Rapport sur l’égalité salariale : il n’y a rien à déconstruire
Le 27 janvier, les députées Virginie Duby-Muller (LR), Agnès Firmin-Le Bodo (Horizons) et Karine Lebon (GDR) ont présenté un rapport sur l’égalité salariale, préalable à la transposition – qui doit se faire avant le 7 juin prochain – de la directive européenne sur la transparence salariale, adoptée le 10 mai 2023.

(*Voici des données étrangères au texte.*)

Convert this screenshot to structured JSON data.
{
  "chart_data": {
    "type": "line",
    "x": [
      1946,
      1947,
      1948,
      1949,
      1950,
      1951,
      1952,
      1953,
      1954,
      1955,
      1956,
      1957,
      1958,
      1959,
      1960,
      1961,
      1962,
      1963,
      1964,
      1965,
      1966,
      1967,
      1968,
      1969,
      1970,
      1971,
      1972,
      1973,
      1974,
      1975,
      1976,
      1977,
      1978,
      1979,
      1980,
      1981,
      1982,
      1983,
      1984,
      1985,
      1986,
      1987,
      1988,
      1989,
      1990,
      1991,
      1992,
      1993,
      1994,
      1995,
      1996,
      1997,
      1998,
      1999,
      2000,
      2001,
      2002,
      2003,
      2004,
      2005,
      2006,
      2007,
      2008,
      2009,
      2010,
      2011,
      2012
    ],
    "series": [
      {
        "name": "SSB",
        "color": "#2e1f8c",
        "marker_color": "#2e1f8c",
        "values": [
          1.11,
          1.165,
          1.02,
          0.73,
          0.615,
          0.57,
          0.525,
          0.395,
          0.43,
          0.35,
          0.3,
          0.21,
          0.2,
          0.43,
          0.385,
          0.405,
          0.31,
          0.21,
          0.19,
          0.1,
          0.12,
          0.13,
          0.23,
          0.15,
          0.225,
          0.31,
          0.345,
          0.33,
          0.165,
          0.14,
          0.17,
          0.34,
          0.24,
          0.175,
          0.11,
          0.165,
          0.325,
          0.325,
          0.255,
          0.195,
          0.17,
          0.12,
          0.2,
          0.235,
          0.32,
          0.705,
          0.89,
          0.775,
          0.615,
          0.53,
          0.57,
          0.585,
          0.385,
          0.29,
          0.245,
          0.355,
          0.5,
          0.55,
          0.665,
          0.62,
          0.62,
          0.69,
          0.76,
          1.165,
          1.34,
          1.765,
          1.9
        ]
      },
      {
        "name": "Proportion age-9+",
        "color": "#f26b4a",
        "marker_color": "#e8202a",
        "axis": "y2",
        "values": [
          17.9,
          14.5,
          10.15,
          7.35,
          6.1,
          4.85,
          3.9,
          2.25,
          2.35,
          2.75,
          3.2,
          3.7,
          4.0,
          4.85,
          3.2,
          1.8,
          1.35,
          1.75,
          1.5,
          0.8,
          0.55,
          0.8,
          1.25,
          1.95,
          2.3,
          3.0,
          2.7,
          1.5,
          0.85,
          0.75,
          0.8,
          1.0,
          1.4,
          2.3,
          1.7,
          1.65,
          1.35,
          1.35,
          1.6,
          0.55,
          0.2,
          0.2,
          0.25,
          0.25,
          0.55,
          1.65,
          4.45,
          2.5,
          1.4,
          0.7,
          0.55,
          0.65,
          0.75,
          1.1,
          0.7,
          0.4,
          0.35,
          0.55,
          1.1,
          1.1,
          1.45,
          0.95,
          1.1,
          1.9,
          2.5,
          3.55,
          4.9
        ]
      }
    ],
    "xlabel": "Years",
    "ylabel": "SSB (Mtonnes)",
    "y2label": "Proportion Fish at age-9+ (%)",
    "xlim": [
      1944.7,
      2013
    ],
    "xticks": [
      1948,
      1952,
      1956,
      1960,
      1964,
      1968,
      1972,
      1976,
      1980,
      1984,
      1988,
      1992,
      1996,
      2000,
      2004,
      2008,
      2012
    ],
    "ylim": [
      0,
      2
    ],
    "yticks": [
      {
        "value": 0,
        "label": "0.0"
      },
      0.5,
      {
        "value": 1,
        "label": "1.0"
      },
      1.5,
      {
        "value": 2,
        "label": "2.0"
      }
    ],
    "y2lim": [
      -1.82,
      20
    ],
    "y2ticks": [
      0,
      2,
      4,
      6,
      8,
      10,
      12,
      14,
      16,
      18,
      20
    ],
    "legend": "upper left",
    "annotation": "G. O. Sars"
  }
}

Les députées rappellent qu’entre 1995 et 2023, l’écart de revenu salarial a diminué d’un tiers entre hommes et femmes. Elles ajoutent quelques statistiques : en 2023 dans le secteur privé, le revenu salarial moyen des femmes était inférieur de 22 % à celui des hommes, notamment à cause d’un moindre volume de travail (davantage de temps partiel). Lorsqu’elles ont un temps de travail identique à celui des hommes, l’écart s’élève à 14,2 % du fait d’une « répartition genrée des professions » disent-elles. À poste identique, dans la même tranche d’âge et au sein d’une même entreprise, il est encore d’environ 4 %, ce qui, selon les députées, correspond à une « discrimination pure ».
Sur ce dernier point, on pourrait leur rétorquer que ce n’est pas parce qu’un écart paraît inexpliqué qu’il n’est pas explicable. Nos députées ignorent probablement l’état de la recherche scientifique sur les différences psychologiques entre hommes et femmes. Celle-ci montre que les femmes sont en moyenne plus accommodantes (agreeableness) que les hommes, un trait psychologique qui les rend certainement moins offensives lors d’une négociation salariale, et moins enclines à demander une augmentation – ce qui expliquerait l’écart résiduel de 4 %.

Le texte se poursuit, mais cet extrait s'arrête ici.